How Do I Get Started?

The number of online legal resources and services is truly amazing and you may be tempted to try to save money and time by utilizing an online service to draft a Will. We suggest that you engage an attorney who specializes in Wills to make sure that you cover all of your bases. Ask family or friends to recommend an Attorney and then meet with him/her in person. You will be entrusting to your Attorney literal “life and death” decisions. You should have a level of comfort with that Attorney before you sign any documents. Depending upon your financial holdings and the complexity of your estate, especially when there are trusts involved, you may also wish to engage an accountant and even a financial adviser.

An Attorney and/or Accountant can determine the most tax-efficient ways to structure your estate. The lower the tax obligation, the more money will be distributed to your beneficiaries.

Maintain Your Will

Once you’ve created and signed your Will, here are a few things you should do to maintain it:

  • Periodically review the beneficiaries and change when appropriate. Sometimes, beneficiaries pass away before you do or otherwise fall out of favor. Keep these up-to-date. The same holds true for the items to be distributed. If you sell a property, remove it from the Will.
  • Store it where it can be found. Store your Will in a safe or other secure-yet-accessible location. You can store it in a safe deposit box but make sure that someone else has a key and can otherwise gain access to the box. You can also have your Attorney keep your Will – just be sure to let your family know to contact your Attorney to retrieve your Will.

What Happens When I Die?

Now that your Will is in place, here is the chronology of events when you pass away:

Step 1:  The Executor presents the will to probate court.

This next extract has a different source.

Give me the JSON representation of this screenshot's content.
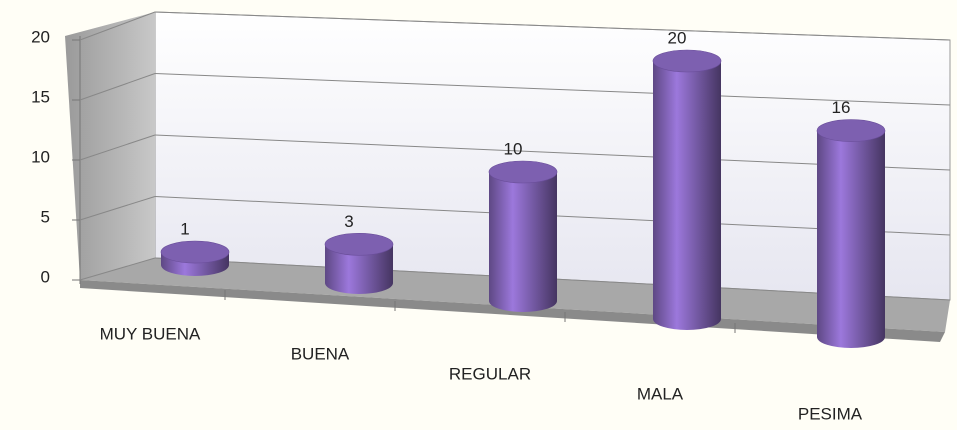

Step 2:  The probate court acknowledges your Will and approves it. This process could take from 60 days to up to three years, depending on your state’s laws and the complexity of your estate. Check with your Attorney to get more details of the timeline. The probate court must approve your Will before it can be executed in accordance with your directions.

Step 3: The probate court approve your Will, which enables the Executor to distribute assets to Beneficiaries according to your wishes.

What If I Die Without A Will?

Without a Will, the probate court will likely hand over your assets to your closest surviving relatives. The same holds true for custody of children and/or dependents. Your estate will still have to go through the probate process, and “Intestacy laws”.

As you can see, there are many advantages to a Will and it will give you peace of mind that your wishes will be honored after you’ve passed away. This is much the same way as how Pre-planning your Direct Cremation delivers peace of mind during a troubling time for your family and friends.